Nacido en 1919, Juan Eduardo Zúñiga no alcanzó a vivir la época de los duelos de honor que narran casi todas las grandes epopeyas del XIX, con sus testigos midiendo los pasos y sus chisteras en bosques de madrugada, perfumados de pólvora y sangre. Pero en su infancia sí oyó zumbar sobre su cabeza el avispero cainita de la Guerra Civil Española, el desplome de los bombardeos aéreos, el ladrido histérico de las sirenas, vio pasar de cerca o de lejos toda la caballería roja y azul de los uniformes, escupiendo infierno, que tal vez es la versión española y deficiente del duelo colectivo a la hora de resolver a tiros nuestras diferencias.
Este trauma histórico lo reflejó él más tarde, ya adulto, a través de un puñado de fábulas conmovedoras y exactas, fibrosas, que fue publicando aquí y allá a cuentagotas, sin apremios, de manera artesanal, lejos de todo escaparatismo, troqueladas con la magia sigilosa de su paciencia y su genio: El coral y las aguas, Largo noviembre de Madrid, Misterios de las noches y los días.
“Pasarán unos años y olvidaremos todo; se borrarán los embudos de las explosiones, se pavimentarán las calles levantadas, se alzarán casas que fueron destruidas. Cuanto vivimos, parecerá un sueño y nos extrañará los pocos recuerdos que guardamos; acaso las fatigas del hambre, el sordo tambor de los bombardeos, los parapetos de adoquines cerrando las calles solitarias…”.[3]
Que yo sepa, Zúñiga fue el primero, seguramente el mejor, en adelantarse y contar la Guerra Civil Española desde el territorio tembloroso de la literatura fantástica, al cual quizá pertenece. ¿Por qué no? Dado que ninguna guerra es lineal, ni realista, ni discursiva, sino alucinatoria y onírica, solo puede contarse a trallazos salteados, si es que se puede, desde la resaca lisérgica de un mal viaje como hicieron con las voces del Vietnam Michael Cimino en El cazador o Francis Ford Coppola en Apocalypse Now.
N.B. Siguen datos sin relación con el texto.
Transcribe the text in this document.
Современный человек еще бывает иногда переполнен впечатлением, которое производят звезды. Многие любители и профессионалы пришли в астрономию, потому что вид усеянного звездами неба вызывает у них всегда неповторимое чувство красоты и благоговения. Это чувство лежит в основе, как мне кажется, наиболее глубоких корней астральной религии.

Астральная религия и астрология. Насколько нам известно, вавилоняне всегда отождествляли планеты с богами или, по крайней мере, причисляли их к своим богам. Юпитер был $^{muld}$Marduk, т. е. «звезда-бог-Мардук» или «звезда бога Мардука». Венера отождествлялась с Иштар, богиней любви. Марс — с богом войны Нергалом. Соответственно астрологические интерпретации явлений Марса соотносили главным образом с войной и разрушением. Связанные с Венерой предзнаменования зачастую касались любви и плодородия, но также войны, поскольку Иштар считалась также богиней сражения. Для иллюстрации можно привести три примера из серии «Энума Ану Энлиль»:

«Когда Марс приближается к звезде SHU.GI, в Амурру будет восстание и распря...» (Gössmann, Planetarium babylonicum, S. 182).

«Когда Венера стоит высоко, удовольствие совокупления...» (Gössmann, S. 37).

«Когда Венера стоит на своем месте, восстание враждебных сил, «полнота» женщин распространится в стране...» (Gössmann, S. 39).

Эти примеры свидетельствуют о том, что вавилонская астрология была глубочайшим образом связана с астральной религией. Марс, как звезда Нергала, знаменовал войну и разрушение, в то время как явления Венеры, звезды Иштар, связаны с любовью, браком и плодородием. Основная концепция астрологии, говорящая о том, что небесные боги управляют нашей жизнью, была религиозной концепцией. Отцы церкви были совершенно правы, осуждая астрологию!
Juan Benet, por su parte, hizo algo parecido en su ciclo de Región, al zurcir historia y mito. Leyendo lo que estos dos juanes tan distintos, pero tan complementarios, escribieron sobre la Guerra Civil, casi todas las demás ficciones sobre este conflicto, salvo contadas excepciones, resultan inofensivas y como de felpa.
Contar la Guerra Civil como un cuento de fantasmas. Los cuentos de fantasmas como guerras civiles.
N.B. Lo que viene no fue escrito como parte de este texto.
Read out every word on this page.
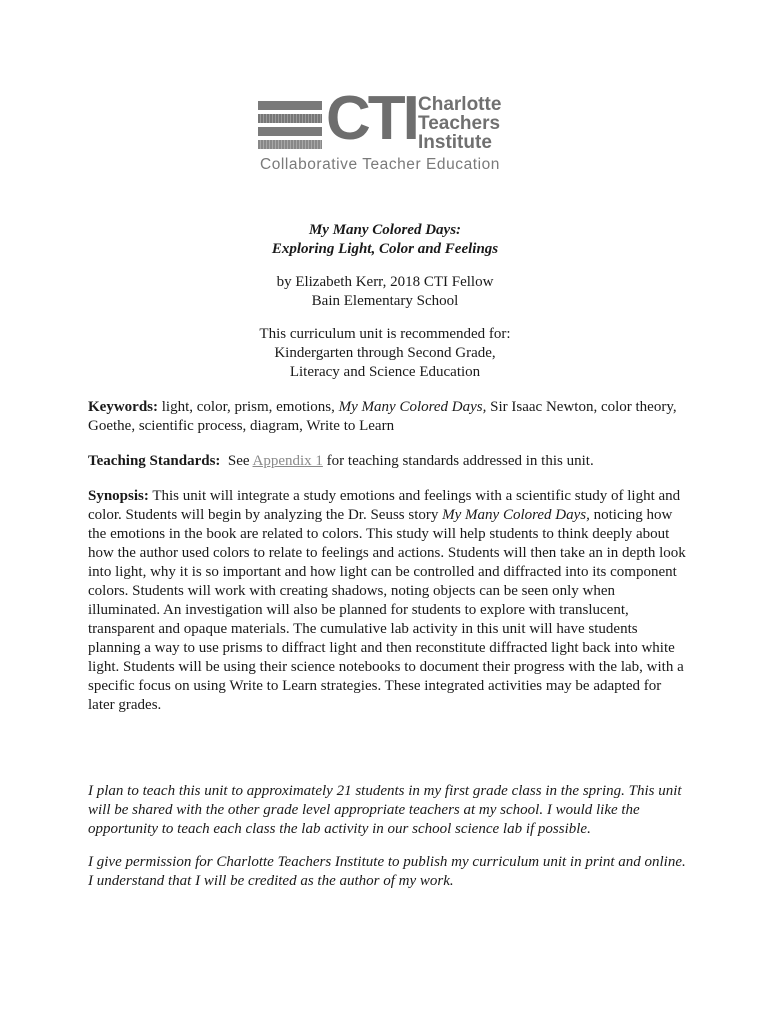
CTI Charlotte
Teachers
Institute
Collaborative Teacher Education
My Many Colored Days:
Exploring Light, Color and Feelings
by Elizabeth Kerr, 2018 CTI Fellow
Bain Elementary School
This curriculum unit is recommended for:
Kindergarten through Second Grade,
Literacy and Science Education
Keywords: light, color, prism, emotions, My Many Colored Days, Sir Isaac Newton, color theory, Goethe, scientific process, diagram, Write to Learn
Teaching Standards:  See Appendix 1 for teaching standards addressed in this unit.
Synopsis: This unit will integrate a study emotions and feelings with a scientific study of light and color. Students will begin by analyzing the Dr. Seuss story My Many Colored Days, noticing how the emotions in the book are related to colors. This study will help students to think deeply about how the author used colors to relate to feelings and actions. Students will then take an in depth look into light, why it is so important and how light can be controlled and diffracted into its component colors. Students will work with creating shadows, noting objects can be seen only when illuminated. An investigation will also be planned for students to explore with translucent, transparent and opaque materials. The cumulative lab activity in this unit will have students planning a way to use prisms to diffract light and then reconstitute diffracted light back into white light. Students will be using their science notebooks to document their progress with the lab, with a specific focus on using Write to Learn strategies. These integrated activities may be adapted for later grades.
I plan to teach this unit to approximately 21 students in my first grade class in the spring. This unit will be shared with the other grade level appropriate teachers at my school. I would like the opportunity to teach each class the lab activity in our school science lab if possible.
I give permission for Charlotte Teachers Institute to publish my curriculum unit in print and online. I understand that I will be credited as the author of my work.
Interpretar una obra es, según Jonathan Culler, explicar la historia de una lectura. Zúñiga ha dicho la guerra, el miedo, la intolerable opresión, el dolor de los vencidos, pero también ha dejado dichos la ternura y la piel, el deseo de los cuerpos, el olor de una calle, el precio de una lámpara, y lo ha hecho a través de la exigencia ética y el dolor de una memoria que queda prendida como polvo de mariposa entre los dedos de un lector conmovido.
Su tono nada estridente, su sonido de cuerda, de instrumento de madera, de contrabajo, la bella musicalidad armónica desprendida de sus frases esponjosas que no limita el misterio, antes lo ensancha, otorgan a su escritura un envolvente halo de cotidianidad y sorpresa. Si en sus páginas sopla el viento, a veces, por descontado, no será nunca el huracán que devasta los cultivos, sino la brisa submarina que hace oscilar la posidonia.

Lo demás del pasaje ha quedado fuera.